Société

Civilité interdite : La SNCF sommée par le Conseil d’État de supprimer « Monsieur » et « Madame »

Dans une décision qui illustre une fois de plus les excès du progressisme contemporain, le Conseil d'État a cédé aux pressions d'une association militante, interdisant à la SNCF d'exiger la civilité de ses clients sur son application SNCF Connect. Suivant un arrêt de la Cour de Justice de l'Union Européenne, cette mesure, jugée contraire au RGPD par l'association LGBT Mousse, aboutit à une victoire symbolique pour les tenants d'une neutralité absolue, au prix de 3000 euros versés par l'État à ladite association.

mise à jour le 01/08/25

Le progrès ? Un billet sans civilité, mais toujours avec des retards.

On ne peut s’empêcher de sourire avec amertume devant cette nouvelle croisade contre les vestiges de la normalité quotidienne. La SNCF, cette institution autrefois symbole de l’efficacité républicaine, se voit désormais contrainte de remodeler ses formulaires pour accommoder les caprices d’une minorité vociférante, au nom d’une protection des données personnelles invoquée comme un bouclier universel. L’association Mousse, spécialisée dans les batailles juridiques contre toute forme de binarité, célèbre ici une avancée qui, en réalité, ne fait que compliquer la vie des usagers lambda, obligés de naviguer dans un océan de neutralité forcée.

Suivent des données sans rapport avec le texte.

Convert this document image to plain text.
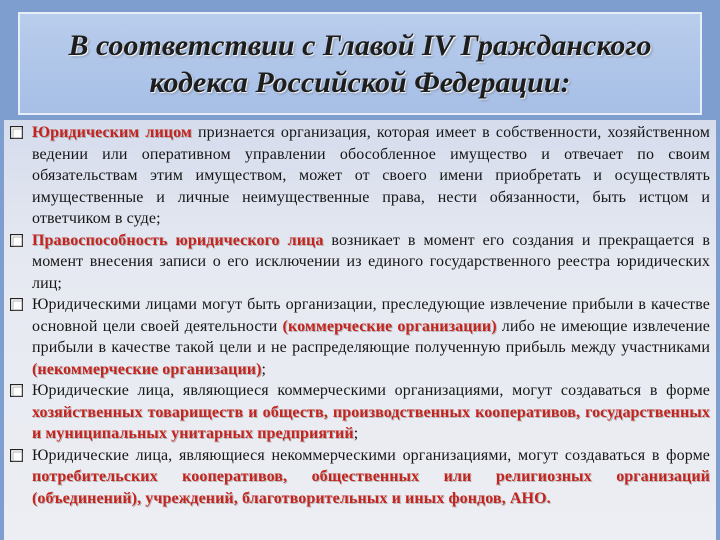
В соответствии с Главой IV Гражданского
кодекса Российской Федерации:
Юридическим лицом признается организация, которая имеет в собственности, хозяйственном ведении или оперативном управлении обособленное имущество и отвечает по своим обязательствам этим имуществом, может от своего имени приобретать и осуществлять имущественные и личные неимущественные права, нести обязанности, быть истцом и ответчиком в суде;
Правоспособность юридического лица возникает в момент его создания и прекращается в момент внесения записи о его исключении из единого государственного реестра юридических лиц;
Юридическими лицами могут быть организации, преследующие извлечение прибыли в качестве основной цели своей деятельности (коммерческие организации) либо не имеющие извлечение прибыли в качестве такой цели и не распределяющие полученную прибыль между участниками (некоммерческие организации);
Юридические лица, являющиеся коммерческими организациями, могут создаваться в форме хозяйственных товариществ и обществ, производственных кооперативов, государственных и муниципальных унитарных предприятий;
Юридические лица, являющиеся некоммерческими организациями, могут создаваться в форме потребительских кооперативов, общественных или религиозных организаций (объединений), учреждений, благотворительных и иных фондов, АНО.
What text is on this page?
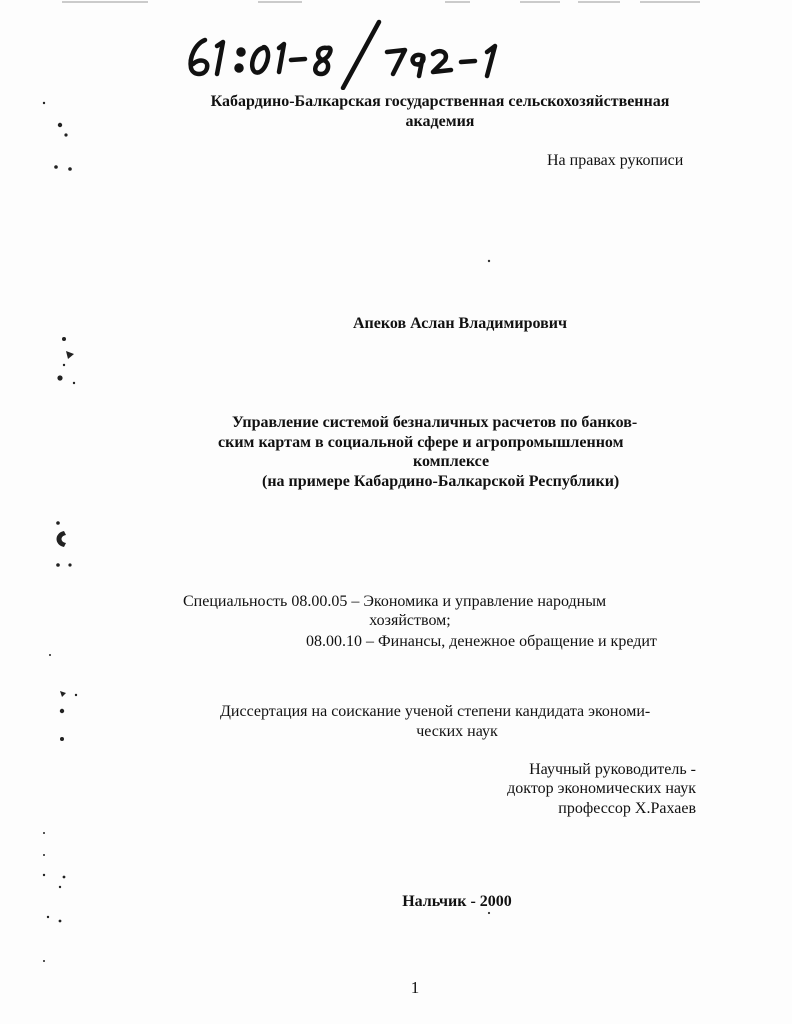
Кабардино-Балкарская государственная сельскохозяйственная
академия
На правах рукописи
Апеков Аслан Владимирович
Управление системой безналичных расчетов по банков-
ским картам в социальной сфере и агропромышленном
комплексе
(на примере Кабардино-Балкарской Республики)
Специальность 08.00.05 – Экономика и управление народным
хозяйством;
08.00.10 – Финансы, денежное обращение и кредит
Диссертация на соискание ученой степени кандидата экономи-
ческих наук
Научный руководитель -
доктор экономических наук
профессор Х.Рахаев
Нальчик - 2000
1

Derrière cette façade de justice européenne se cache un cynisme bien rodé : le RGPD, conçu pour protéger la vie privée, est détourné en outil de déconstruction sociétale. La CJUE, dans son arrêt, argue que préciser « Monsieur » ou « Madame » n’est pas essentiel pour acheter un billet de train – une évidence, diront certains, mais qui masque l’agenda plus large d’effacer les distinctions naturelles au profit d’une idéologie fluide et imposée. Pendant ce temps, les vrais problèmes de la SNCF, comme les retards chroniques ou les grèves intempestives, passent au second plan, relégués par ces querelles identitaires.



L’État, en versant 3000 euros à Mousse, ne fait que subventionner indirectement ces activistes qui, sous couvert de défense des droits, sapent les fondements d’une société cohérente. Cette somme, modeste en apparence, symbolise le tribut payé à l’autel du wokisme triomphant, où chaque concession renforce l’emprise d’une minorité sur la majorité silencieuse. À quand la prochaine offensive contre les toilettes publiques dans les gares ?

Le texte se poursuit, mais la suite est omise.